Devo informar que, como não houve nenhum registro eletrônico do buffet que consumimos por conta da confusão do garçom anta, não tem jeito de cobrar dos funcionários o rombo de 130 reais que deixamos no patrimônio do megaempresário.

Também devo informar que, antes de o barquinho do Seu Eike atracar, já tinha uma multidão na fila da única saída, louca pra sair daquele lugar, e minha amiga reecontrou um casal com quem tinha conversado durante sua missão busca-pão no restaurante e que também babava de raiva. Manja fim de jogo no Maracanã, quando o time já se danou todo, e a galera vai saindo antes do apito final, bandeirinha enrolada, alma aos trapos? Pois é. A diferença é que o Maraca, que eu saiba, não flutua Baía de Guanabara afora, e a saída dos desgraçados não depende dum raio dum cais.

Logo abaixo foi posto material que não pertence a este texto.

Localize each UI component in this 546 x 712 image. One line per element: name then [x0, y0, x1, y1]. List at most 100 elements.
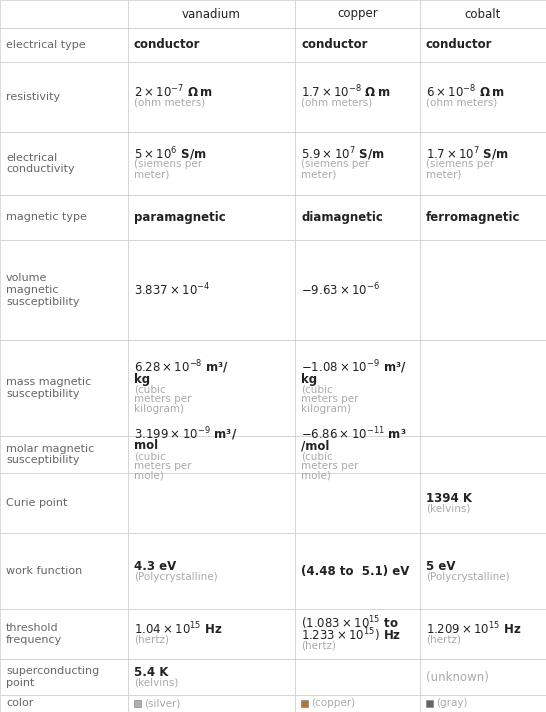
Text: electrical type: electrical type [6, 40, 86, 50]
Text: conductor: conductor [134, 38, 200, 51]
Bar [128, 28, 295, 62]
Bar [295, 659, 420, 695]
Text: vanadium: vanadium [182, 8, 241, 21]
Bar [420, 240, 546, 340]
Text: (hertz): (hertz) [301, 641, 336, 651]
Text: meters per: meters per [134, 461, 192, 471]
Bar [0, 240, 128, 340]
Text: meters per: meters per [301, 461, 359, 471]
Bar [420, 0, 546, 28]
Text: $1.7\times10^{7}$ S/m: $1.7\times10^{7}$ S/m [426, 145, 509, 162]
Text: (ohm meters): (ohm meters) [134, 98, 205, 108]
Bar [420, 132, 546, 195]
Text: (ohm meters): (ohm meters) [301, 98, 372, 108]
Bar [420, 473, 546, 533]
Bar [295, 695, 420, 712]
Text: (kelvins): (kelvins) [426, 503, 470, 514]
Text: $1.233\times10^{15})$ Hz: $1.233\times10^{15})$ Hz [301, 626, 401, 644]
Bar [0, 533, 128, 609]
Text: 1394 K: 1394 K [426, 491, 472, 505]
Text: meter): meter) [301, 169, 336, 179]
Text: (kelvins): (kelvins) [134, 678, 179, 688]
Text: 4.3 eV: 4.3 eV [134, 560, 176, 572]
Bar [128, 436, 295, 473]
Bar [0, 659, 128, 695]
Bar [420, 533, 546, 609]
Text: $1.7\times10^{-8}$ Ω m: $1.7\times10^{-8}$ Ω m [301, 84, 390, 100]
Text: (hertz): (hertz) [426, 634, 461, 645]
Bar [295, 28, 420, 62]
Text: $-1.08\times10^{-9}$ m³/: $-1.08\times10^{-9}$ m³/ [301, 359, 407, 377]
Bar [426, 700, 433, 707]
Text: meter): meter) [134, 169, 169, 179]
Bar [128, 132, 295, 195]
Text: 5 eV: 5 eV [426, 560, 455, 572]
Text: meters per: meters per [134, 394, 192, 404]
Text: mass magnetic
susceptibility: mass magnetic susceptibility [6, 377, 91, 399]
Text: $2\times10^{-7}$ Ω m: $2\times10^{-7}$ Ω m [134, 84, 213, 100]
Text: (cubic: (cubic [301, 384, 333, 394]
Bar [420, 340, 546, 436]
Bar [295, 132, 420, 195]
Text: mole): mole) [301, 471, 331, 481]
Bar [128, 0, 295, 28]
Text: kilogram): kilogram) [301, 404, 351, 414]
Bar [128, 62, 295, 132]
Text: magnetic type: magnetic type [6, 212, 87, 222]
Bar [420, 62, 546, 132]
Text: ferromagnetic: ferromagnetic [426, 211, 520, 224]
Text: (silver): (silver) [144, 698, 180, 708]
Text: kg: kg [134, 372, 150, 386]
Bar [295, 0, 420, 28]
Bar [0, 695, 128, 712]
Text: (siemens per: (siemens per [134, 159, 202, 169]
Text: (cubic: (cubic [134, 451, 166, 461]
Text: electrical
conductivity: electrical conductivity [6, 152, 75, 174]
Text: superconducting
point: superconducting point [6, 666, 99, 688]
Text: (Polycrystalline): (Polycrystalline) [134, 572, 218, 582]
Text: meter): meter) [426, 169, 461, 179]
Text: (4.48 to  5.1) eV: (4.48 to 5.1) eV [301, 565, 410, 577]
Bar [420, 28, 546, 62]
Text: work function: work function [6, 566, 82, 576]
Text: $-9.63\times10^{-6}$: $-9.63\times10^{-6}$ [301, 282, 380, 298]
Bar [301, 700, 308, 707]
Text: $6.28\times10^{-8}$ m³/: $6.28\times10^{-8}$ m³/ [134, 359, 229, 377]
Bar [0, 340, 128, 436]
Bar [128, 195, 295, 240]
Bar [128, 240, 295, 340]
Text: (siemens per: (siemens per [301, 159, 369, 169]
Text: conductor: conductor [301, 38, 367, 51]
Text: $5\times10^{6}$ S/m: $5\times10^{6}$ S/m [134, 145, 206, 162]
Bar [128, 473, 295, 533]
Text: meters per: meters per [301, 394, 359, 404]
Text: (siemens per: (siemens per [426, 159, 494, 169]
Bar [295, 436, 420, 473]
Text: $3.199\times10^{-9}$ m³/: $3.199\times10^{-9}$ m³/ [134, 425, 238, 443]
Text: kg: kg [301, 372, 317, 386]
Text: $-6.86\times10^{-11}$ m³: $-6.86\times10^{-11}$ m³ [301, 426, 407, 442]
Bar [420, 195, 546, 240]
Text: $1.209\times10^{15}$ Hz: $1.209\times10^{15}$ Hz [426, 621, 521, 637]
Text: 5.4 K: 5.4 K [134, 666, 168, 679]
Bar [0, 0, 128, 28]
Text: Curie point: Curie point [6, 498, 67, 508]
Bar [420, 609, 546, 659]
Text: paramagnetic: paramagnetic [134, 211, 225, 224]
Text: (hertz): (hertz) [134, 634, 169, 645]
Bar [0, 195, 128, 240]
Text: $1.04\times10^{15}$ Hz: $1.04\times10^{15}$ Hz [134, 621, 223, 637]
Text: (cubic: (cubic [134, 384, 166, 394]
Text: molar magnetic
susceptibility: molar magnetic susceptibility [6, 444, 94, 466]
Text: resistivity: resistivity [6, 92, 60, 102]
Text: mol: mol [134, 439, 158, 452]
Text: (cubic: (cubic [301, 451, 333, 461]
Bar [0, 609, 128, 659]
Text: kilogram): kilogram) [134, 404, 184, 414]
Bar [0, 436, 128, 473]
Text: mole): mole) [134, 471, 164, 481]
Bar [295, 195, 420, 240]
Text: /mol: /mol [301, 439, 329, 452]
Bar [128, 609, 295, 659]
Bar [295, 340, 420, 436]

Ato contínuo, puxamos conversa com uma mulher pra saber se ela também tava puta. Não estava. Estava, aliás, suuuuuperfeliz porque tinha feito um jantar com amigos no restaurane do barquinho do Seu Eike e tinha dado tudo suuuuuuupercerto, com o maître amigo paparicando. Juro que me ocorreu dizer "também, sendo amiga do maître, é mole, né, ô, vaca". Mas, sei lá, achei que ia pegar mal. Eu tava fina demais, vestidinho de seda esvoaçante e cachinhos com creminho ao vento da Baía. Ia acabar saindo do personagem.

Quanto ao calote, cá pra nós, a gente penou horrores implorando pra ser atendida; sem coragem de cair de boca num buffet de terceira, alimentada por pão de quinta e pastinhas mixurucas; desconfiando de que Seu Eike deve ter algum motivo pouco nobre pra manter um empreendimento daquele às moscas, só perdendo dinheiro convidando a turba ignara pra passeio de graça, tadinho. Estamos, portanto, com a consciência em absoluto estado de tranquilidade, numa leveza de virgem que não fuma, nem bebe. E pronto.

P.S.: Boto aqui o link pra página do site do barquinho do Seu Eike que mostra o buffet só pra vocês terem ideia do peixe que eles vendem e que, definitivamente, não entregam. Que picaretagem, meu Deus!

http://www.pinkfleet.com.br/buffetlight.htm

4 comentários:

mirtes disse...

e a shirley temple dançou... (rs)

ROZANE MONTEIRO disse...

e nem tava no Mississippi! humpf.

Unknown disse...

Pode botar a mão na cabeça e gritar: Ai Meu Deus Como Eu Pude?

ROZANE MONTEIRO disse...

a gente não para de repetir isso, Dil!!!!!